§ 51. Major Tufton Beamish
asked the Secretary of State for Foreign Affairs if he will publish in the OFFICIAL REPORT full details of the exact nature and dates of the violations of British territory by the Argentine and Chile, together with the terms of all protests sent by His Majesty's Government and the replies received; and what further action will now be taken to protect British territory and establish British sovereignty in international law.
§ The Under-Secretary of State for Foreign Affairs (Mr. Ernest Davies)
I propose to circulate in the OFFICIAL REPORT a list of the protests made together with the replies received, but since the documents concerned are numerous I am making the texts available in the Library.
As regards the second part of the Question, I have nothing to add to the statement made on 23rd April.
§ Mr. Davies
No, Sir. His Majesty's Government have made quite clear where they stand in this matter We have suggested that the matter should be referred to the International Court of Justice, but the opportunity of doing so has not yet been taken by Chile or the Argentine.
§ Mr. Nigel Fisher
Does the hon. Gentleman remember his right hon. Friend the present Foreign Secretary praising the late Mr. Bevin in this House for his Palmerstonian attitude in foreign affairs?
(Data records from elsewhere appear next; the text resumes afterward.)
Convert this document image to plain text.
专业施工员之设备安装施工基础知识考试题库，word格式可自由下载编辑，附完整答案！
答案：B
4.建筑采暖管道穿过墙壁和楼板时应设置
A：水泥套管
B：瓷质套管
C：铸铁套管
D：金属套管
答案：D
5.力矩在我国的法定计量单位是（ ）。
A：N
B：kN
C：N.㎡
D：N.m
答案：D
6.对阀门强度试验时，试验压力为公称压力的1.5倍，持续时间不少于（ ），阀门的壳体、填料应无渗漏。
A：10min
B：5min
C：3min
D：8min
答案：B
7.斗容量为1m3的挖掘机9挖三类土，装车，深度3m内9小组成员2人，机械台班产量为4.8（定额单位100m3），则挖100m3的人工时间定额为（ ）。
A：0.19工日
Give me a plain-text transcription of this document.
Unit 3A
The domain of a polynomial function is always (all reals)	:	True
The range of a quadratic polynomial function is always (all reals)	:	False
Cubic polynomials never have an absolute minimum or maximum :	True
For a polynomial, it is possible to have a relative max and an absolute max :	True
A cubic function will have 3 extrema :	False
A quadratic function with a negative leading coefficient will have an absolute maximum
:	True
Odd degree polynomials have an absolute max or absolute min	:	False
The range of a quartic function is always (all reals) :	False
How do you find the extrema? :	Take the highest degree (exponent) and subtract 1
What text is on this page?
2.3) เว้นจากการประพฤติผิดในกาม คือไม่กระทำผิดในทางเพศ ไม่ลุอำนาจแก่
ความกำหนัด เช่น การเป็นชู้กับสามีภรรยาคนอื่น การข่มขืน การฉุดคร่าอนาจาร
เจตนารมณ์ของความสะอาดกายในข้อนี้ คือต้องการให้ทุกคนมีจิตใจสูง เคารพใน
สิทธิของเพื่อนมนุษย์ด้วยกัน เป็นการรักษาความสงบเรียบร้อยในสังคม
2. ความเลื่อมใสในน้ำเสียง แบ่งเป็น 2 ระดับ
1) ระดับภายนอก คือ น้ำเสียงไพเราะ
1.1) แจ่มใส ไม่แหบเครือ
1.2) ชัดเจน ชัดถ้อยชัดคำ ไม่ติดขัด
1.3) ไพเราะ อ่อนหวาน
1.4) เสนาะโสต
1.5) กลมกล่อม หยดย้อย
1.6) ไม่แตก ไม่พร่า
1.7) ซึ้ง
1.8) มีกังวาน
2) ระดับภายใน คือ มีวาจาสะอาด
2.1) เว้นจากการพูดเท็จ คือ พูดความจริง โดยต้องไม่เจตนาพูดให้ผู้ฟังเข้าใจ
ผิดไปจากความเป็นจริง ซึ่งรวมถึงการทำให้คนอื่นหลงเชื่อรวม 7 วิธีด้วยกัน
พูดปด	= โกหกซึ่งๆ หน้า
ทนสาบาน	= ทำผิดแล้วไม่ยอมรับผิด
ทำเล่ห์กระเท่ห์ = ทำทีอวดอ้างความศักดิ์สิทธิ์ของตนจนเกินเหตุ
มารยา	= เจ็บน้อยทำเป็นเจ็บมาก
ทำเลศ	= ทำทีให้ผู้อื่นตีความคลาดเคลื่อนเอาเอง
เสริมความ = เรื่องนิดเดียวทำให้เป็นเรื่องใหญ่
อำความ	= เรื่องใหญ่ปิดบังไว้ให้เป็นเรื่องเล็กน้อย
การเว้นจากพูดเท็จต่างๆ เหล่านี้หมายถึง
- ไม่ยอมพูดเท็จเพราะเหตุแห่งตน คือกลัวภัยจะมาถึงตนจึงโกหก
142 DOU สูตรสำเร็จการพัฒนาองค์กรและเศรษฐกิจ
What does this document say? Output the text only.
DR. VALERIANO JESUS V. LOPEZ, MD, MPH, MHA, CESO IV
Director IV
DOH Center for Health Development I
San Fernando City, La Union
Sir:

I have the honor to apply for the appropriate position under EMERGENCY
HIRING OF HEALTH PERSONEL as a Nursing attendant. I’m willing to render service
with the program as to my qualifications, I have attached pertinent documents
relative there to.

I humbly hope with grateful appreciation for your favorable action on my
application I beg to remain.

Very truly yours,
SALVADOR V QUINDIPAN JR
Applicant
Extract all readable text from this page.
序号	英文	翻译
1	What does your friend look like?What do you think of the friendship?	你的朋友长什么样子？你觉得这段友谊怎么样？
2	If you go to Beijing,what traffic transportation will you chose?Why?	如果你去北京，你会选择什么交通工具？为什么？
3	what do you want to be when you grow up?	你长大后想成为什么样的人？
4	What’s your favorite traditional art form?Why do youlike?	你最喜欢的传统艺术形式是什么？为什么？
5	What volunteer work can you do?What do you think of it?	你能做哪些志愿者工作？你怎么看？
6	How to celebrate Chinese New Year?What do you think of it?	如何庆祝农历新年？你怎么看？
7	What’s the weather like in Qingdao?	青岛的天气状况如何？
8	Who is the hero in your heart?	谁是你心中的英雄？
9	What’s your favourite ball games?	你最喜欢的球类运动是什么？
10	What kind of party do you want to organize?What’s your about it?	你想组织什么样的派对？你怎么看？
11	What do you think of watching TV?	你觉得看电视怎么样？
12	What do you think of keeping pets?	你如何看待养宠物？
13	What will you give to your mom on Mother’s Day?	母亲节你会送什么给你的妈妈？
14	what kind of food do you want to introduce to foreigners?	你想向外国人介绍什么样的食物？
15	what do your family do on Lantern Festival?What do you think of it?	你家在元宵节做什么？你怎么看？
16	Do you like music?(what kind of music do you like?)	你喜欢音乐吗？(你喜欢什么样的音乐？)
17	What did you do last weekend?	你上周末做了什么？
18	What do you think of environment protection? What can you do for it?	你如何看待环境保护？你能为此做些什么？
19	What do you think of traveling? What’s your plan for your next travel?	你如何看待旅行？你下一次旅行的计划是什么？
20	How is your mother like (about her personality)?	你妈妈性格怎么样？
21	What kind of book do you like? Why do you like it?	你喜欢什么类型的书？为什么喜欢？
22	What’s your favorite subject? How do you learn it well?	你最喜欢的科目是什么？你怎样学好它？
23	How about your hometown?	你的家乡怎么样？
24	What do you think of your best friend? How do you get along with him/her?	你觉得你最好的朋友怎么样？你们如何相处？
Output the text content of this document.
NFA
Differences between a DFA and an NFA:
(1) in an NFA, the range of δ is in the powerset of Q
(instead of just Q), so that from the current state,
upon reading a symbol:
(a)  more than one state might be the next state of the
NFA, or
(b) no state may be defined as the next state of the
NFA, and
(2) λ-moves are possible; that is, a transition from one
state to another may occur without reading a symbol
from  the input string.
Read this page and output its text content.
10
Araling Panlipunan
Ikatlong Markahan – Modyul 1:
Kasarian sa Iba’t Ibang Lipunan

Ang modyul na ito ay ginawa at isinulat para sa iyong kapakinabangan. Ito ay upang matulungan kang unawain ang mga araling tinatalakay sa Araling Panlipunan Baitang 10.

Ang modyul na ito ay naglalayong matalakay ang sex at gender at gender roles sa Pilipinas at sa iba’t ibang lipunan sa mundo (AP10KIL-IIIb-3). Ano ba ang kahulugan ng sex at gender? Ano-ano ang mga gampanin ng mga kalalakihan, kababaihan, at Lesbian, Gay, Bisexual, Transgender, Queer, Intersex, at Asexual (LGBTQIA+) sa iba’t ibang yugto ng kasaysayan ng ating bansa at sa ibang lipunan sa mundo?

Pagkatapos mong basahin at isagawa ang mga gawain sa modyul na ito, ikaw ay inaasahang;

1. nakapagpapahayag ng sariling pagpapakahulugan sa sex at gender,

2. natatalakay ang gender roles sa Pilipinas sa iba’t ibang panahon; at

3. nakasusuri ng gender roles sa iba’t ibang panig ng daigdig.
Will he not now be a little more Palmerstonian himself in looking after British territory overseas?
§ Colonel J. R. H. Hutchison
When did the Government first refer this matter, or suggest referring it, to the International Court? How long ago was that?
§ Mr. Mitchison
Does my hon. Friend observe the keenness of the Opposition to have a war with someone?
§ Mr. H. Hynd
Will my hon. Friend continue his efforts to settle this matter peacefully and try to curb the warmongers on the other side of the House?
§ Colonel Gomme-Duncan
In view of the fact that the International Court have no means of enforcing their decision, even if they reach one, and that there are very few of these people in British possessions, who could very easily be removed without any threat of war, why do we not do something?
§ Mr. Davies
Because the policy of His Majesty's Government remains the same. We wish to settle this matter by peaceful negotiation.
§ Mr. Fitzroy Maclean
We were told just a year ago that the Government were reviewing their whole Antarctic policy. Can the hon. Gentleman say what the result of that review has been?
§ Mr. Davies
This question is kept under constant review and there is no reason why the Government should depart from the policy which they have undertaken, which is to settle this, as I have said, by peaceful negotiation.
§ Following is the list:
§ Notes of protest addressed to Chile, concerning violations of U.K. Antarctic Territory, together with the replies received.
§ 17th December, 1947—Mr. Leche to Sr. Vegara Donoso.
§ 31st January, 1948—Sr. Vergara Donoso to Mr. Leche.
§ 3rd April, 1951—Sir B. Jerram to Sr. Claro Velasco.
§ 17th May, 1951—Sr. Walker Larrain to Sir B. Jerram.
§ Notes of protest addressed to Argentina, concerning violations of U.K. Antarctic Territory, together with the replies received.
§ 7th April, 1943—Memorandum. Sir D. Kelly to Argentine Minister for Foreign Affairs.
§ 11th September, 1945—Sir D. Kelly to Sr. Juan I. Cooke.
§ 29th December, 1945—Sr. Juan I. Cooke to Sir D. Kelly.1901
§ 15th February, 1947—Dr. Bramuglia to Sir R. Leeper.
§ 17th December, 1947—Sir R. Leeper to Dr. Bramuglia.
§ 23rd December, 1947—Sir R. Leeper to Dr. Bramuglia.
§ 28th January, 1948—Dr. Bramuglia to Sir R. Leeper.
§ 30th April, 1951—Sir H. Mack to Dr. Paz.
§ 1st June, 1951—Dr. Paz to Sir H. Mack.